Even more to the point, just as the prohibition of cocaine, methamphetamine, and marijuana lead to huge but illicit profits in Mexico, alcohol played the same role in American society. And perhaps nobody had more of a meteoric rise to respectability based on racketeering than Joseph Kennedy, the father of the JFK. Some years back I wrote about our country’s Chapo—of course he was a lot taller than Guzman but by no means no more benign:

In keeping with Balzac’s epigraph to “Pere Goriot” that “Behind every great fortune there is a crime,” the Kennedy dynasty owed its place in history to the ongoing criminal activities of Joseph Kennedy.

In “The Outfit,” Gus Russo’s definitive study of the Chicago mob, we learn that Joseph Kennedy made his millions through a combination of white-collar crime and bootlegging. Using the same kinds of illegal insider trading that people like Michael Milken made infamous, Kennedy sold short just before the 1929 crash and walked away richer than ever. As a banker-investor, Kennedy plundered the stock of Pathé Films in the 1920s, giving insiders like himself stock worth $80 per share, while leaving common stockholders $1.50 per share. When Kennedy attempted a hostile takeover of the California-based Pantages Theater chain in 1929, he paid a 17 year old girl $10,000 to falsely claim that she had been raped by the chain’s owner, who then served part of a fifty-year prison sentence that was ultimately reversed. Kennedy got control of Pantages at a bargain basement price.

With respect to bootlegging, Russo reports:

Kennedy was up to his eyes in illegal alcohol. Leading underworld bootleggers from Frank Costello to Doc Stacher to Owney Madden to Joe Bonanno to Meyer Lansky to Lucky Luciano have all recalled for their biographers or for news journalists how they had bought booze that had been shipped into the country by Joseph Kennedy. On the receiving side of the booze business, everyone from Joe’s Hyannis Port chums to the eastern Long Island townsfolk who survived the Depression by uncrating booze off the bootleggers’ boats tells tales of Joe Kennedy’s involvement in the illegal trade.
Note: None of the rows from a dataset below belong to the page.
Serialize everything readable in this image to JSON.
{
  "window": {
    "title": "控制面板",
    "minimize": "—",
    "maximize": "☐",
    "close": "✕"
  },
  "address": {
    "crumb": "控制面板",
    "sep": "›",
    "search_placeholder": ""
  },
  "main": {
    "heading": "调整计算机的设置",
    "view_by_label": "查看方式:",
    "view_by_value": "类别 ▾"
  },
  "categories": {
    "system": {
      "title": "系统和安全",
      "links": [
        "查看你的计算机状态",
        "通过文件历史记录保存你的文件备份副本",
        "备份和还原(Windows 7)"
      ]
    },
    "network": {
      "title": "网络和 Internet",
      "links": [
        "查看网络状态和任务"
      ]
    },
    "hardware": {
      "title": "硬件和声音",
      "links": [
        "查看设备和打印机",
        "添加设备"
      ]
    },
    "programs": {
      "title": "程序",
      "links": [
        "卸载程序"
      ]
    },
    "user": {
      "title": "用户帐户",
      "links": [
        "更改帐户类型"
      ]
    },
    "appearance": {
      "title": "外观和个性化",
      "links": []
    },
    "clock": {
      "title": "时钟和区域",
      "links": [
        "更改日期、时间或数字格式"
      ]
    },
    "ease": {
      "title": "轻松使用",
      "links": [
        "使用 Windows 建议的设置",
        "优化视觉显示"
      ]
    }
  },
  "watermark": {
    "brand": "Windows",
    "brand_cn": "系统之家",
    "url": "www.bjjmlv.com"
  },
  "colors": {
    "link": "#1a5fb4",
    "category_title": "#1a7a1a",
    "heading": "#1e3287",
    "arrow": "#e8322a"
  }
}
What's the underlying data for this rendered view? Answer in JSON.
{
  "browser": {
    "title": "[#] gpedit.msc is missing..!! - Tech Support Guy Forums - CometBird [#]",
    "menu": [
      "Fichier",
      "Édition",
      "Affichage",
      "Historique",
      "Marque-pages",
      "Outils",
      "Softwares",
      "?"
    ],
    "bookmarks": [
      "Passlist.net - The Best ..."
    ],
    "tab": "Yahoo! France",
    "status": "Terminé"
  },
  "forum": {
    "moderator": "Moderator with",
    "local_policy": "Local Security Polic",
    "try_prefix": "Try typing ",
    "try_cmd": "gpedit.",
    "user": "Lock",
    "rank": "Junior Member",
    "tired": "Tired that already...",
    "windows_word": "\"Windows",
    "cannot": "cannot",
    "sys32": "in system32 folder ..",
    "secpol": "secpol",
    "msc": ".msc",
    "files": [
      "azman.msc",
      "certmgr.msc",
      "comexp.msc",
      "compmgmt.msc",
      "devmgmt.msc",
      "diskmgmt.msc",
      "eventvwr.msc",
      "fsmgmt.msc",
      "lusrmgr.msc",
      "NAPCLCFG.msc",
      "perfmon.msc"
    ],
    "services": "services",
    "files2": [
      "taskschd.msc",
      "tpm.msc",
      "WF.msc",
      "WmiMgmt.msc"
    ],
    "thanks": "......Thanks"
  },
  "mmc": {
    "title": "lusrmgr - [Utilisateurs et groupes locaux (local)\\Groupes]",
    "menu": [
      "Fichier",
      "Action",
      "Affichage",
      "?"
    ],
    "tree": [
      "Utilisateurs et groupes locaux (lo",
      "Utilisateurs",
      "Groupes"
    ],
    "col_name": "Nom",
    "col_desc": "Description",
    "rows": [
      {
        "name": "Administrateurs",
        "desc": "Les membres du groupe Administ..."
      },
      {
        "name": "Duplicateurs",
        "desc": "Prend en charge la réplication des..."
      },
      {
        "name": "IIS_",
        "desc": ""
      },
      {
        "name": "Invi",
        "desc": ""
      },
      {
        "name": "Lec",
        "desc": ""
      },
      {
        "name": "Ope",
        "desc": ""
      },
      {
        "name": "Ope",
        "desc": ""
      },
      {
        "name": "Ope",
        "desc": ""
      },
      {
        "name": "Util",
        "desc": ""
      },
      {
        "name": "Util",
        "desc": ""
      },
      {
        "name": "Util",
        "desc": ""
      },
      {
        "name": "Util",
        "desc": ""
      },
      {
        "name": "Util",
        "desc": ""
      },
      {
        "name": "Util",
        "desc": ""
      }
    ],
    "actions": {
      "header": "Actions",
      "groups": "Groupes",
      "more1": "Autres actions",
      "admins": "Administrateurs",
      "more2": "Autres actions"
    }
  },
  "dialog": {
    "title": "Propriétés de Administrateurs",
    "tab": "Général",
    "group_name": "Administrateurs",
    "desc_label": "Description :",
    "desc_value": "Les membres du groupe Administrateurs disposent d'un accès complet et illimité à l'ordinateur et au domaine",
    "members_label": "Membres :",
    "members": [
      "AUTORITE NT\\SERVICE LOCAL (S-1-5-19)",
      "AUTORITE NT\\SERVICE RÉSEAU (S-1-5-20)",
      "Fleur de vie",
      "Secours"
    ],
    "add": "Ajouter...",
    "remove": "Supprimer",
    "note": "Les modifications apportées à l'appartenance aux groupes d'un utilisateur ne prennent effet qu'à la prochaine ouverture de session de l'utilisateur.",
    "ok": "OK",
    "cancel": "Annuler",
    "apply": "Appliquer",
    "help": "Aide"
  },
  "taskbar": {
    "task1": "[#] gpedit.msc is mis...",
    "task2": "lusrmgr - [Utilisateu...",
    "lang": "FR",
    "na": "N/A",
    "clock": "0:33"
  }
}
Connections made in this period would prove useful during JFK’s 1960 Presidential bid. Murray “Curley” Humphreys, the brains behind Al Capone, and his chief executioner Sam Giancana (nicknamed “Moony” because of his psychopathic reputation) had inherited control of the Chicago mob after Capone’s death and built up powerful alliances in the trade union bureaucracy all around the country that helped to tip the balance in Kennedy’s favor in the 1960 primaries race.

Using mob lawyer and ex-state attorney general Robert J. McDonnell as a liaison, the Kennedys met with Giancana in Chicago in 1960. According to Russo, a quid pro quo was worked out at this meeting. In exchange for the mob’s help, a Kennedy Justice Department would go easy on them. According to Humphreys’ widow, the mobster was leery of making a deal: “Murray was against it. He remembered Joe Kennedy from the bootlegging days–called him an untrustworthy ‘four flusher’ and a ‘potato eater.’ Something to do with a booze delivery that Joe had stolen. He said that Joe Kennedy could be trusted as far as he, Murray, could throw a piano.”